Historically, Application Delivery Controllers (ADCs)  typically worked on lower layer broadcast domains with no logical separation. In terms of TCP/IP networking these domains are configured and setup at Layer 2. VLANs are just one example of creating such smaller domains. But VLANs have limited visibility and reach within Layer 2/3. As such the ADC appliances had reduced traffic perceptibility and upper layer protocols and applications did not get all the benefits. Yet, multi-tenant environments frequently require that the same IP addresses be supported across multiple distinct customer networks.

NetScaler with “traffic domains” provide visibility all the way to Layer 7 and to the core applications. Such domains enable overlapping back-end IP address spaces within a single instance. Admins can now associate a traffic domain with a VLAN, and subsequently for that VLAN/traffic domain, freely use any IP address, for SNIPs, VIPs and back end services without having to worry about IP conflicts between different traffic domains.

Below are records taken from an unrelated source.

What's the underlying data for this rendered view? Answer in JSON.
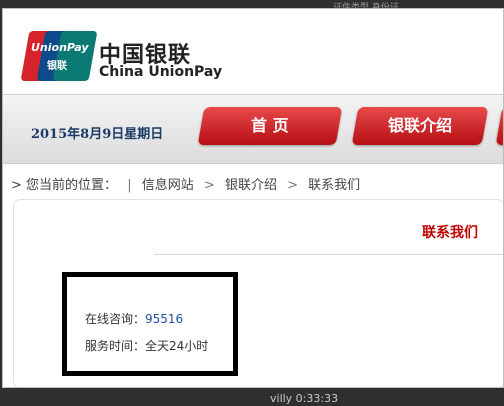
{
  "background": {
    "top_right_text": "证件类型  身份证",
    "bottom_text": "villy 0:33:33"
  },
  "brand": {
    "logo_top": "UnionPay",
    "logo_bottom": "银联",
    "name_cn": "中国银联",
    "name_en": "China UnionPay",
    "colors": {
      "red": "#d6222a",
      "blue": "#0c4a8c",
      "teal": "#0b7a74"
    }
  },
  "nav": {
    "date": "2015年8月9日星期日",
    "tabs": [
      "首 页",
      "银联介绍"
    ]
  },
  "breadcrumb": {
    "prefix": "您当前的位置：",
    "divider": "|",
    "items": [
      "信息网站",
      "银联介绍",
      "联系我们"
    ],
    "separator": ">"
  },
  "content": {
    "title": "联系我们",
    "consult_label": "在线咨询：",
    "consult_phone": "95516",
    "hours": "服务时间：全天24小时"
  }
}
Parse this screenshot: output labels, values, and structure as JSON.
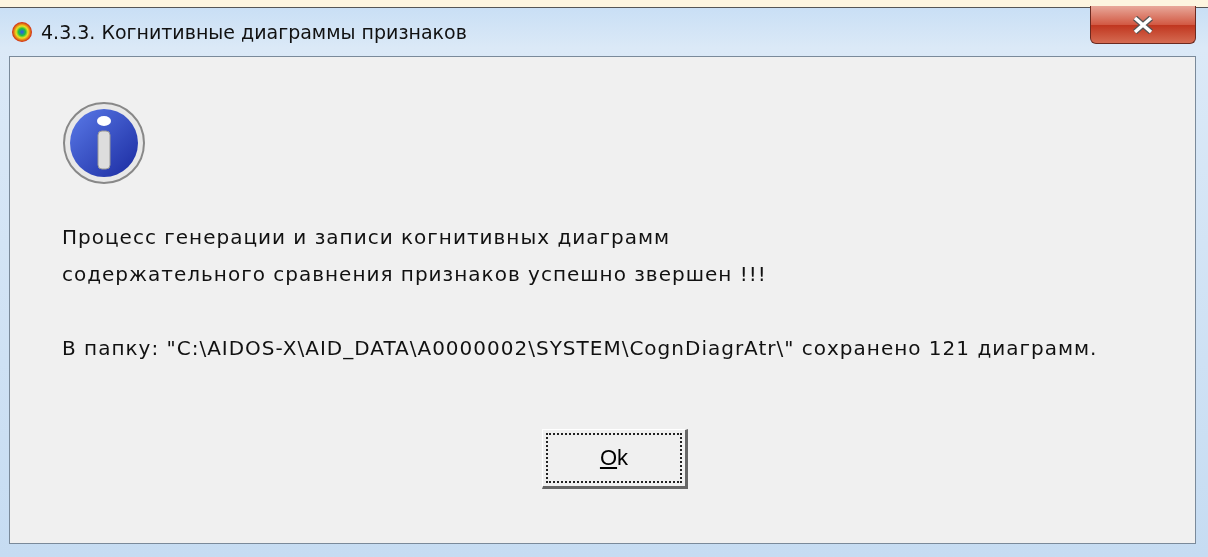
{
  "window": {
    "title": "4.3.3. Когнитивные диаграммы признаков"
  },
  "message": {
    "paragraphs": [
      [
        "Процесс генерации и записи когнитивных диаграмм",
        "содержательного сравнения признаков успешно звершен !!!"
      ],
      [
        "В папку: \"C:\\AIDOS-X\\AID_DATA\\A0000002\\SYSTEM\\CognDiagrAtr\\\" сохранено 121 диаграмм."
      ]
    ]
  },
  "button": {
    "label": "Ok",
    "focused": true,
    "has_mnemonic": true
  }
}
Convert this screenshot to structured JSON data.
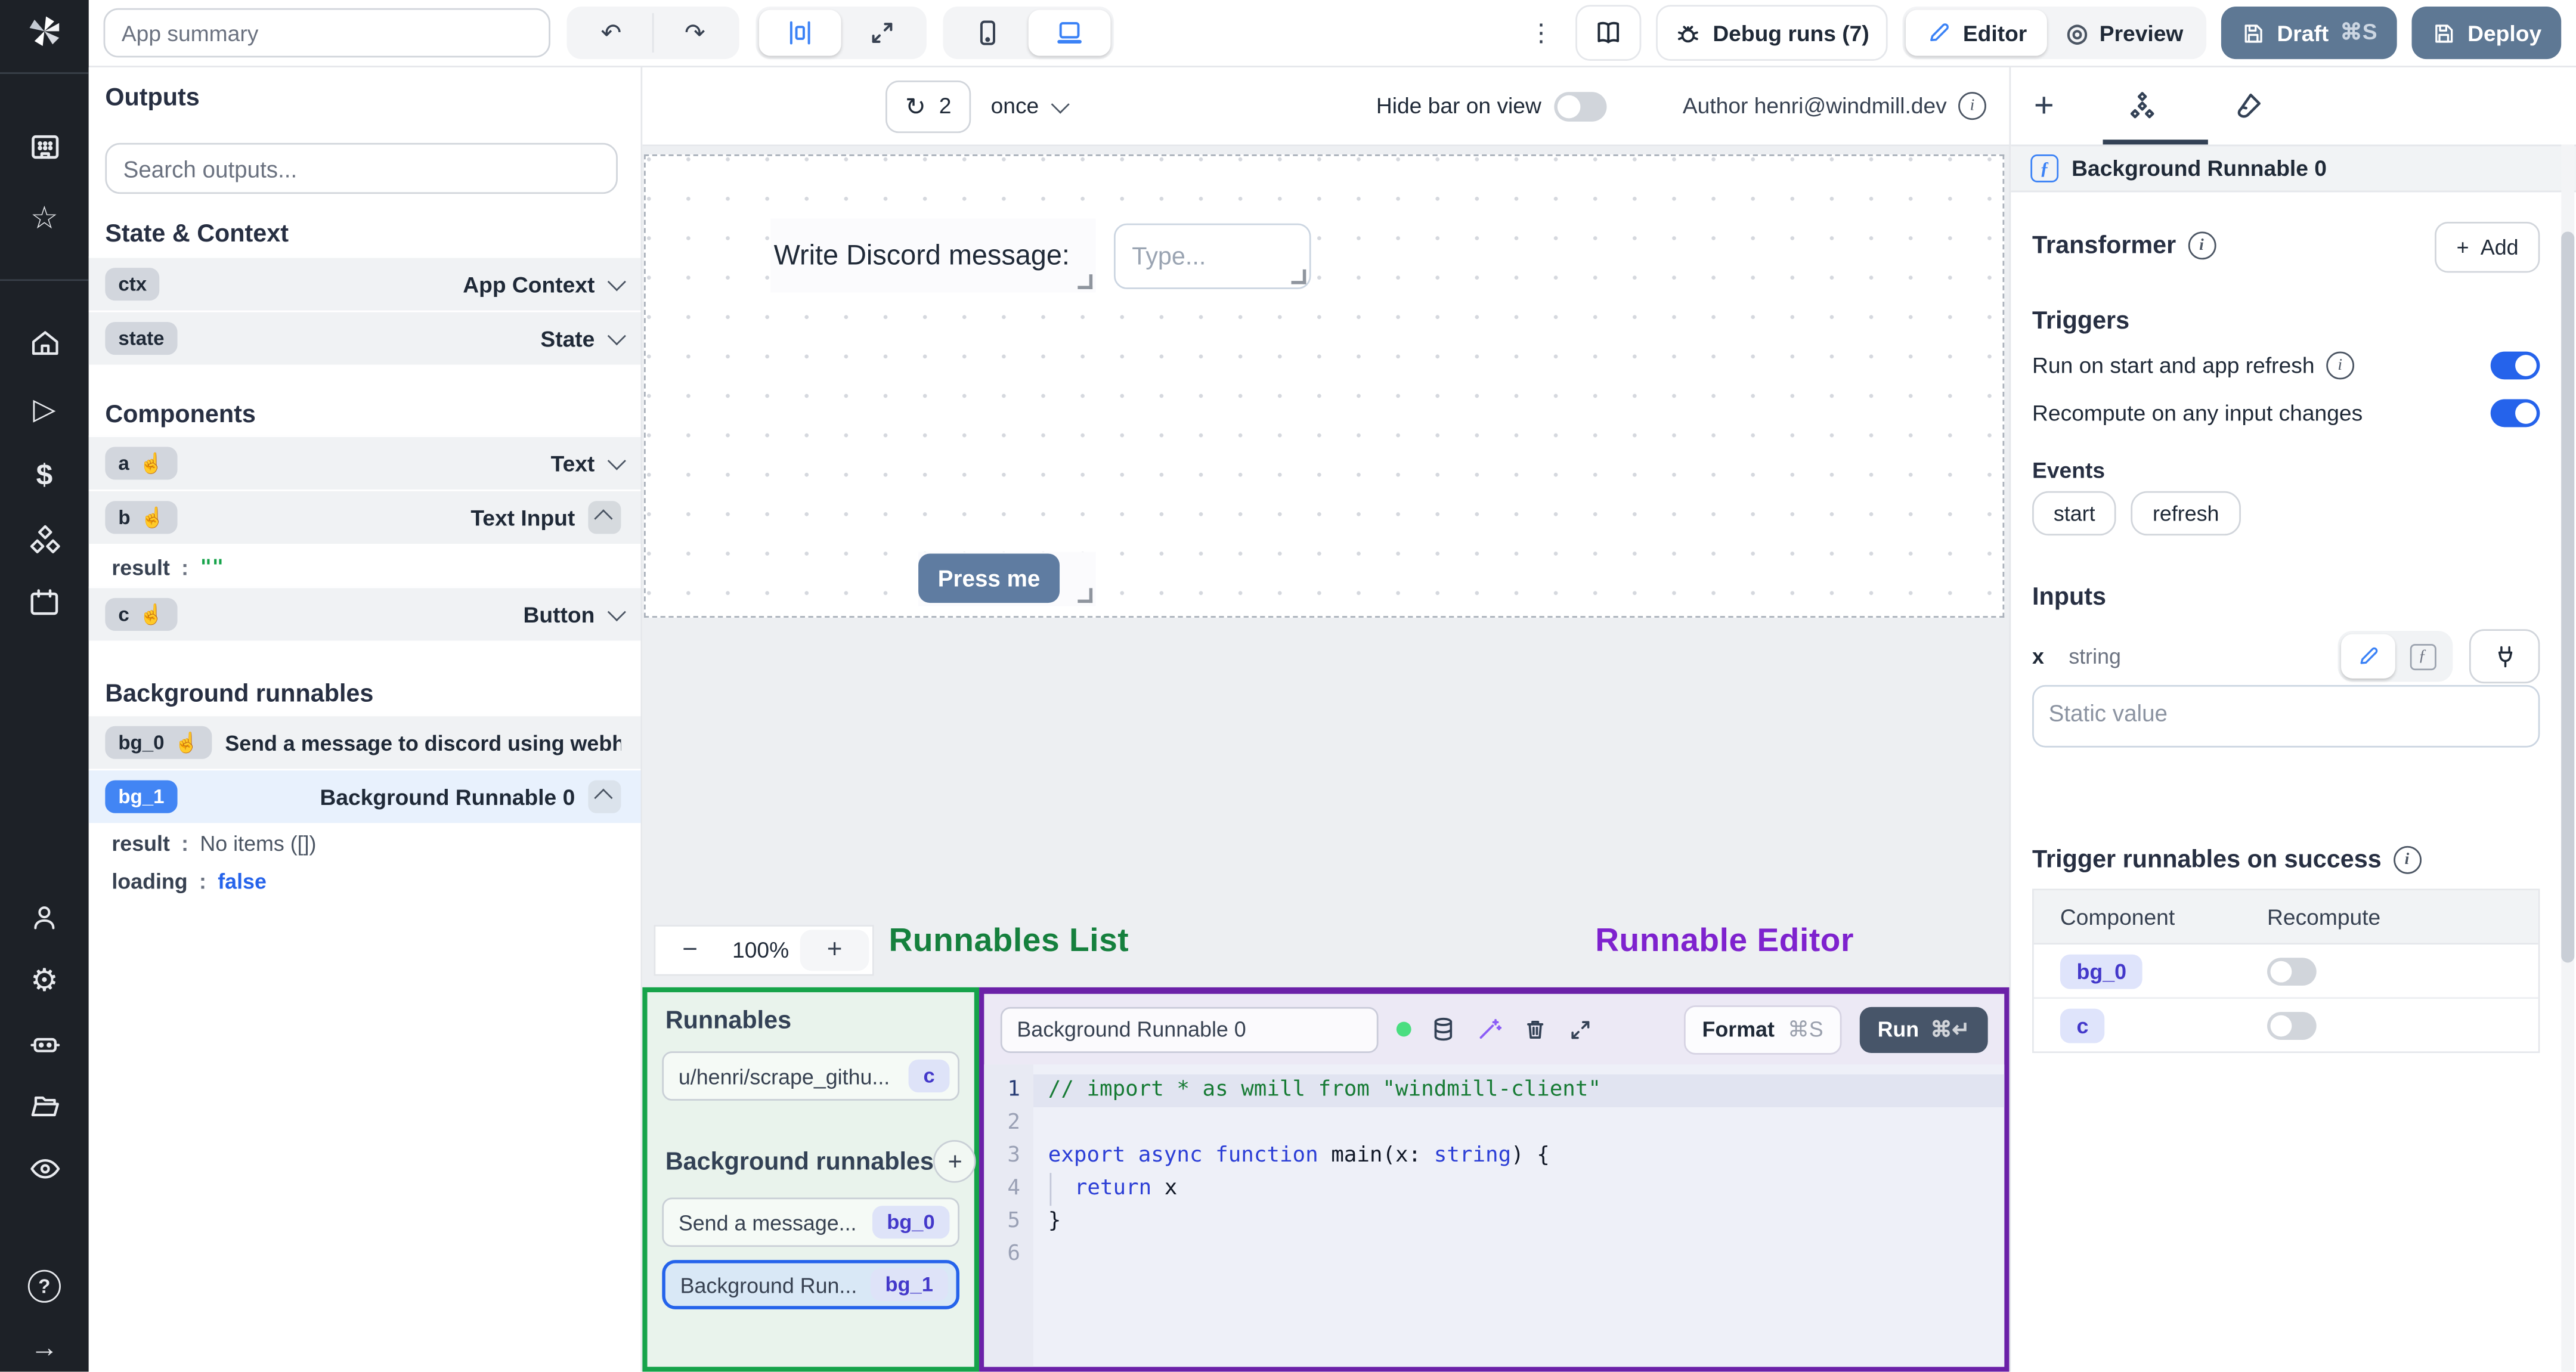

A key advantage is to allow segregation of applications within a single appliance; applications within a specified domain can only see packets belonging to that domain.

The principal deployment scenario for traffic domains is around multi-tenancy and having separate routing/traffic flows within a single NetScaler appliance-physical or virtual. This allows configuring traffic domains to create multiple virtual NetScaler instances with IP duplication within the same network and environment. Administrators can define multiple networks based on VLAN and manage them independently. IP addresses and corresponding IP based routing policies can overlap without risk of leaking traffic from one network to another. Each customer is completely private.

NetScalertraffic domains provide a very cost-effective way to deploy “load balancing-as-a-service” in a cloud environment among many other user scenarios. So while you may not need the full power of NetScaler SDX multi-tenant solutions with their complete isolation of compute processing, memory, SSL and I/O, it’s nice to know you have an alternative.